3. Osservava che a seguito della dichiarazione di incostituzionalità della predetta norma di legge – e delle norme che ne avevano prorogato l’efficacia (D.L. n. 150 del 2013, art. 1, comma 14 e D.L. n. 192 del 2014, art. 1, comma 8) – la revoca dell’incarico dirigenziale risultava del tutto legittima.
4. L’espletamento di fatto delle mansioni dirigenziali da parte del funzionario era riconducibile alla ipotesi della assegnazione illegittima di un incarico superiore, di cui al D.Lgs. n. 165 del 2001, art. 52, che comportava il solo diritto del dipendente a percepire il relativo trattamento retributivo, come nella specie incontestatamente avvenuto, e non anche alla definitiva assegnazione dell’incarico.
5. Era infondata anche la richiesta volta al mantenimento dell’incarico fino alla scadenza originariamente prevista, in quanto la revoca dell’incarico a seguito della dichiarazione di incostituzionalità era non solo legittima ma anche doverosa.
6. Era altresì escluso l’obbligo di corresponsione della indennità sostituiva del preavviso, che aveva per presupposto la esistenza tra le parti di un rapporto a tempo indeterminato cessato per volontà di una di esse: nella fattispecie di causa il rapporto di lavoro subordinato in essere con la amministrazione era proseguito senza soluzione di continuità.
7. Inoltre il ricorrente rivendicava la costituzione del rapporto dirigenziale ai sensi del D.Lgs. n. 368 del 2001, art. 5, comma 4 bis o in subordine il risarcimento del danno.
8. Il richiamo alla disciplina del contratto a termine non era tuttavia pertinente. Nella disciplina del lavoro pubblico contrattualizzato l’incarico dirigenziale era per sua natura temporaneo, anche per i dirigenti di ruolo.

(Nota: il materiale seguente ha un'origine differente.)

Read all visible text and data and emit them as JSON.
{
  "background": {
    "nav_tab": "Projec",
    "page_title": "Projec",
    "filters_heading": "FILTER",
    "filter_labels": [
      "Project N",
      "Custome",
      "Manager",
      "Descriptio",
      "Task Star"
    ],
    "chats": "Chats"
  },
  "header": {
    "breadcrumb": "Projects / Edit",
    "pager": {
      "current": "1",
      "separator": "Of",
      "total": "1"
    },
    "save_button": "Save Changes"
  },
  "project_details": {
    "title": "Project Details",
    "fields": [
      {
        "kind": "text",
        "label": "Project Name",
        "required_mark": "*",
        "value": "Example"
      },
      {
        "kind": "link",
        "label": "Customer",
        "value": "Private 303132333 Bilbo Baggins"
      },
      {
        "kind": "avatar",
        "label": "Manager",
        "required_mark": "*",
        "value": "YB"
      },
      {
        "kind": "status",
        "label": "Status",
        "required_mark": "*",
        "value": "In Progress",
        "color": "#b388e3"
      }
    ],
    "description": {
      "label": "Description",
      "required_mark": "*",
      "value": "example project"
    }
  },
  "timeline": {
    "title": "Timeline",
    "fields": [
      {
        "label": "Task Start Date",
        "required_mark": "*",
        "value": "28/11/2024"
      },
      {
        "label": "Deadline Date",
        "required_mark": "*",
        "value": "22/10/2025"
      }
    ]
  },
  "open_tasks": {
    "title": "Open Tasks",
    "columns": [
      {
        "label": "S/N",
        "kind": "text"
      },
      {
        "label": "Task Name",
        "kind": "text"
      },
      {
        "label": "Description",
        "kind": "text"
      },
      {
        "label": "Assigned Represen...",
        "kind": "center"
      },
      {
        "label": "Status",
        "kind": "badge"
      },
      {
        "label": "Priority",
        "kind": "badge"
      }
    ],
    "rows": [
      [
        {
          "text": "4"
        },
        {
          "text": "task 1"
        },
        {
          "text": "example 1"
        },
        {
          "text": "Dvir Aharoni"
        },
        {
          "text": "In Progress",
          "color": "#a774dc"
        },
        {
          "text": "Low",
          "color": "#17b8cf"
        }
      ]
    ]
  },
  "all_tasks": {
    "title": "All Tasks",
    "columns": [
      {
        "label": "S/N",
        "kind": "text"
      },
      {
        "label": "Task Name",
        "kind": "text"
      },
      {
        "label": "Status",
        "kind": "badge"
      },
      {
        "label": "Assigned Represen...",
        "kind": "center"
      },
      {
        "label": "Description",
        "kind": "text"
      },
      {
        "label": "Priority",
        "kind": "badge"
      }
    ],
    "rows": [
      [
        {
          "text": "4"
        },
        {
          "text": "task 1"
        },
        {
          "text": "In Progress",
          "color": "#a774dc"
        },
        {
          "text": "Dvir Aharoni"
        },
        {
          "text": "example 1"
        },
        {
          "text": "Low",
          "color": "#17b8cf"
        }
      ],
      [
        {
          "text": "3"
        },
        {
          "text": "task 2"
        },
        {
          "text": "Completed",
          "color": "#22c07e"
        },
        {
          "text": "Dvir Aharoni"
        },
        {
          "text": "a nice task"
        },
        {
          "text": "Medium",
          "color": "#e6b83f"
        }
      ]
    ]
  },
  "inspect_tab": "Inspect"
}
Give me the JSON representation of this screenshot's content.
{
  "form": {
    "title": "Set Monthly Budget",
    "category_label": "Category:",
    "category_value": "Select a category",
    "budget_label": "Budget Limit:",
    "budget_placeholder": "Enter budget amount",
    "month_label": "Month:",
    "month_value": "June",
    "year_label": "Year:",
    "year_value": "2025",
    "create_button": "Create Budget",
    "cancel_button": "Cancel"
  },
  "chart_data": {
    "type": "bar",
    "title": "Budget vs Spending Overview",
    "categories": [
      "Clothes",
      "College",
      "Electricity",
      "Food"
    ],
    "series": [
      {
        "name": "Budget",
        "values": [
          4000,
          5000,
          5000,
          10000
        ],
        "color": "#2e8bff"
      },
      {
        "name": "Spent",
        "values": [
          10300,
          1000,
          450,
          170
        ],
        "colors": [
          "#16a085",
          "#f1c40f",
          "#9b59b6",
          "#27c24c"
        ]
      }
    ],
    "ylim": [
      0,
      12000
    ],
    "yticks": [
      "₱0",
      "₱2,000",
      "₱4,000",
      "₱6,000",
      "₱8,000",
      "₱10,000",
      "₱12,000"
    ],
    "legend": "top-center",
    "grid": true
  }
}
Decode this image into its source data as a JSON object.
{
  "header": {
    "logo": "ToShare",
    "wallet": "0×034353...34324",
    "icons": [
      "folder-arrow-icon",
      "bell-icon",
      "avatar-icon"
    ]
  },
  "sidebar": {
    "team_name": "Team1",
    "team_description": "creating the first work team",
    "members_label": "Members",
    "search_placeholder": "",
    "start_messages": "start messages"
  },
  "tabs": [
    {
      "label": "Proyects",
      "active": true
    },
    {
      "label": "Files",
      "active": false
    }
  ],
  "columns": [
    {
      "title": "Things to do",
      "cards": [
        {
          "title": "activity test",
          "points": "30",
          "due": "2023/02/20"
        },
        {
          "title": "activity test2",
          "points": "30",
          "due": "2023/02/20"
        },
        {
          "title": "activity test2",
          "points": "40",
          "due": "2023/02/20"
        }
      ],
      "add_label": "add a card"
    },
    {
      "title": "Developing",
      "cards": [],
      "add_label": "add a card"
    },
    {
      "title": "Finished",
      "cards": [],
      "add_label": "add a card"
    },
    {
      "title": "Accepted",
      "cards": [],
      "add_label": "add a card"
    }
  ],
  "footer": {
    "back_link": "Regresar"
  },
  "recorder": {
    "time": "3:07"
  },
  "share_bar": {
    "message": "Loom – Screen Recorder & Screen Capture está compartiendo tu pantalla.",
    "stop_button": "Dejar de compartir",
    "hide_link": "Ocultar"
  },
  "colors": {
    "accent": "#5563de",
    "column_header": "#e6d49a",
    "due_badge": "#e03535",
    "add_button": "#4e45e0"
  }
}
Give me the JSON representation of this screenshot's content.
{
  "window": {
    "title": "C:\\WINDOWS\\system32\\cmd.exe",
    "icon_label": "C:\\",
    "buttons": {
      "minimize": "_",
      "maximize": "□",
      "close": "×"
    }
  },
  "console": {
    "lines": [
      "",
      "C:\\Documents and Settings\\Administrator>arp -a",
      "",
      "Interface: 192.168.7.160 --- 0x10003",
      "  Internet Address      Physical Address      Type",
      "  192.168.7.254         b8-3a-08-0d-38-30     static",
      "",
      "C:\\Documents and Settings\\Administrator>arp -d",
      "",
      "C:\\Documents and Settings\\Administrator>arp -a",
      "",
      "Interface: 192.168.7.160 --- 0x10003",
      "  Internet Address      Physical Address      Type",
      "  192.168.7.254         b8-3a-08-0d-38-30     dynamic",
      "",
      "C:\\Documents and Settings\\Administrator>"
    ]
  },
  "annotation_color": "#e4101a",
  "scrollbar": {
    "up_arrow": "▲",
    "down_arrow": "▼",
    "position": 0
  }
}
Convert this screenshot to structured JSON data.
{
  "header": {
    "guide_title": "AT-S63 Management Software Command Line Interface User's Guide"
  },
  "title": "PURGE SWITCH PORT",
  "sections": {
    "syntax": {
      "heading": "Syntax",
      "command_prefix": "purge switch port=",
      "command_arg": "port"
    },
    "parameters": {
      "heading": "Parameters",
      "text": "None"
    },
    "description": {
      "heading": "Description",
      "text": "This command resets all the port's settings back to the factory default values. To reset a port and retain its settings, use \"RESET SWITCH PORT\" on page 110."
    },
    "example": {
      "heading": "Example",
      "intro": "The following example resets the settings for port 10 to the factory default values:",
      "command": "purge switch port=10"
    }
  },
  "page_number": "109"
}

9. I funzionari della Agenzia delle Entrate, revocato l’incarico dirigenziale temporaneamente ricoperto, non avevano cessato il rapporto di lavoro ma erano tornati a lavorare nelle proprie funzioni; nessun abuso era ipotizzabile nei loro confronti poichè non si trattava di rapporto di lavoro a termine ma di incarico provvisorio, che non modificava la struttura a tempo indeterminato del rapporto di lavoro.
10. Ha proposto ricorso per la cassazione della sentenza del Tribunale C.G.B., articolato in sette motivi, cui la AGENZIA DELLE ENTRATE E DEL TERRITORIO ha resistito con controricorso.
11. Il difensore ha depositato atto di rinuncia al ricorso con adesione della Avvocatura dello Stato.
12. IL PM ha chiesto dichiararsi la estinzione del giudizio.
Diritto
RAGIONI DELLA DECISIONE
1. La rinuncia al giudizio determina la sua estinzione a norma dell’art. 390 c.p.c..
2. Non vi è luogo a condanna alla spese a norma dell’art. 391 c.p.c., comma 4.
3. Non ricorrono i presupposti per il raddoppio del contributo unificato, in quanto il D.P.R. 30 maggio 2002, n. 115, art. 13, comma 1 quater, nel testo introdotto dalla L. 24 dicembre 2012, n. 228, art. 1, comma 17 – che pone a carico del ricorrente rimasto soccombente l’obbligo di versare un ulteriore importo a titolo di contributo unificato – si applica ai soli casi – tipici – del rigetto dell’impugnazione o della sua declaratoria d’inammissibilità o improcedibilità e, trattandosi di misura eccezionale, lato sensu sanzionatoria, è di stretta interpretazione e non suscettibile, pertanto, di interpretazione estensiva o analogica (Cassazione civile sez. VI, 12/11/2015, n. 23175).
P.Q.M.
La Corte dichiara estinto il giudizio. Nulla per le spese.
Così deciso in Roma, il 11 febbraio 2020.